INsight/ For Something Bigger
Manila, 9 November 2023 — How challenge and collaboration lead us to Something Bigger.
Story
It happened this week. Several leadership puzzle pieces came together for me in an enlightening way. Naturally, I want to share that with you. The first piece came when I joined a weeklong leadership intensive titled Made for Something Bigger. A powerful title for me because it resonates with the notion that, for each of us, leadership is about Playing a Bigger Game. This is the perspective we can take when we look at leadership from a third-person perspective in our Observed World. During the intensive, I felt the palpable tension and excitement building as the participants were continuously pushed to review and rethink why we are doing the work we do, who we are serving—and who we love to work with—and what we are doing to make that happen, and how. Note how each of these explorations starts with an open question.
The second piece of the puzzle came when I watched a group of Asian leaders present the results of the projects they created in the One Million Leaders Asia (OMLAS) Fellowship Program over the past year. After having served as one of the program coaches, it was enlightening for me to see how far this inaugural batch of OMLAS Fellows had advanced by developing their leadership skills and behaviors, and by growing a large number of Stars and Champions around them to whom they passed on what they had learned. Then they formed teams to create and implement the projects together, each with a sustainability theme. I felt inspired to see how the teams had worked with local communities in countries as diverse as India, Nepal, Malaysia, Mongolia, Myanmar, Pakistan, and the Philippines. This was sustainability in action.
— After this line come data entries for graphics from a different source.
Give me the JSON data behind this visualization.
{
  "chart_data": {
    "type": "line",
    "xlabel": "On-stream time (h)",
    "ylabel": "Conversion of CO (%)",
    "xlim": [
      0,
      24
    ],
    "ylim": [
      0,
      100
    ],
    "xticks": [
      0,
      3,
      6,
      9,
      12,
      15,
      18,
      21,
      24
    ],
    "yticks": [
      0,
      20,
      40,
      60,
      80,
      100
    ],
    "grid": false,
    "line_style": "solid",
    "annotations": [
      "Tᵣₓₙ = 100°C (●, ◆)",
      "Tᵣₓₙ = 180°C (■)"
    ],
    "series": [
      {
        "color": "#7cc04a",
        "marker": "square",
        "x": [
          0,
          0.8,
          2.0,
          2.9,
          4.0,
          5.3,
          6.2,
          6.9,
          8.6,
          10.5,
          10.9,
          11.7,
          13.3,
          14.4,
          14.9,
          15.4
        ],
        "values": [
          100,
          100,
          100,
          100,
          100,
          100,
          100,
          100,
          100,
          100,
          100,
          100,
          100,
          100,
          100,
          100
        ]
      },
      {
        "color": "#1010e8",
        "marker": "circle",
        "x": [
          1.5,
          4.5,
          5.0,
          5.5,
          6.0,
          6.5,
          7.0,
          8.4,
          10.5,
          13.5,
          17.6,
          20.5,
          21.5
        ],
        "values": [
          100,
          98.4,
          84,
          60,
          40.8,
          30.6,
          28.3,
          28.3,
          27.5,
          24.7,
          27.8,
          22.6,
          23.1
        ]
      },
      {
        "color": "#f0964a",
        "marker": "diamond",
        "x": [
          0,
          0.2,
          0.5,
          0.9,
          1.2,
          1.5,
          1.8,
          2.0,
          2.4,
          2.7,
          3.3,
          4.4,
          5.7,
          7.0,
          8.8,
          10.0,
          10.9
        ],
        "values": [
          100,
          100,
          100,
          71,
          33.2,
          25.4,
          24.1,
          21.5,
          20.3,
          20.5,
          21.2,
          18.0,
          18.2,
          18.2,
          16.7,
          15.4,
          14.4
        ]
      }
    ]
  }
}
What struck me, and warmed my heart, was to see how much these OMLAS leaders had achieved in just 12 months by stepping out of their comfort zones to take on the program’s demanding challenge. Facilitated and supported by two Nepali women leaders with a global vision—both graduates of #Grow3Leaders—the Fellows had transformed into effective leaders by persistently practicing what they had learned. Then they formed teams to design and deliver their projects, learning first-hand how much more they could achieve by working together. What an impressive first-year result for this leadership development program that was initiated by the Next Leaders for Sustainability (NELIS) movement in Japan that has already spread to Asia, Africa, the Middle East, and Latin America.
Challenge
The third piece of the puzzle came as I reflected on the challenging questions asked in the leadership intensive and the heartwarming results produced by the Asian leaders in OMLAS program. Lots of food for thought. Staying up late all week for the intensive, with discussions going well beyond midnight, gave me lots to ponder about. While reflecting, I experienced several of what you might call epiphanies or light-bulb moments. Strangely, some happened over much longer periods of what I will call lucid dreaming. Altogether, it’s proving to be a transformative process that is still going on as I write this.
Let me summarize three opportunities that have already become clear to me this week. The first is that, as leaders, we are Made for Something Bigger. It’s part of our vision, and it’s something we need to keep working on all the time, every week and month. If we don’t do that, we risk getting stuck where we are, in an expert or manager mindset that is not helping to drive positive changes in our world. Asking ourselves a series of challenging open questions is a good way to work on this.
The second opportunity is to overcome the resistance that inevitably shows up when we work on Something Bigger. The stories I have heard over the past years from leaders I have coached attest to the importance and urgency of overcoming this resistance, which can come from people and conditions in our environment, and also frequently from inside ourselves. The third opportunity lies in collaboration. My participation in this week’s leadership intensive has benefited tremendously from working with the other leaders who joined. Moreover, the stories of the OMLAS leaders attested to the power of working together in teams and learning together out loud while working on a project challenge. It reminded me of Professor Rosabeth Kanter’s 4th key to leading positive change: Team Up! And what I as a leadership coach can contribute when coaching teams besides individual leaders.
Question
My question for you this week may well be the most important leadership question that anyone can ask you, so please give it your careful consideration:
If you accept that you as a leader are Made for Something Bigger, then what is that Something Bigger that inspires you deep down in your dreams? Or are you satisfied to stay where you are, with the mindset of an expert or manager?
I can’t wait to see your responses to this question, so do reach out. Over the past 15 years of coaching leaders, I have seen again and again that leaders can become Players in Something Bigger rather than holding back and limiting themselves to the role of Spectators who cheer others from the stands. Leaders get going when they take on a challenge, and Teaming Up is, in most cases, the best way to advance.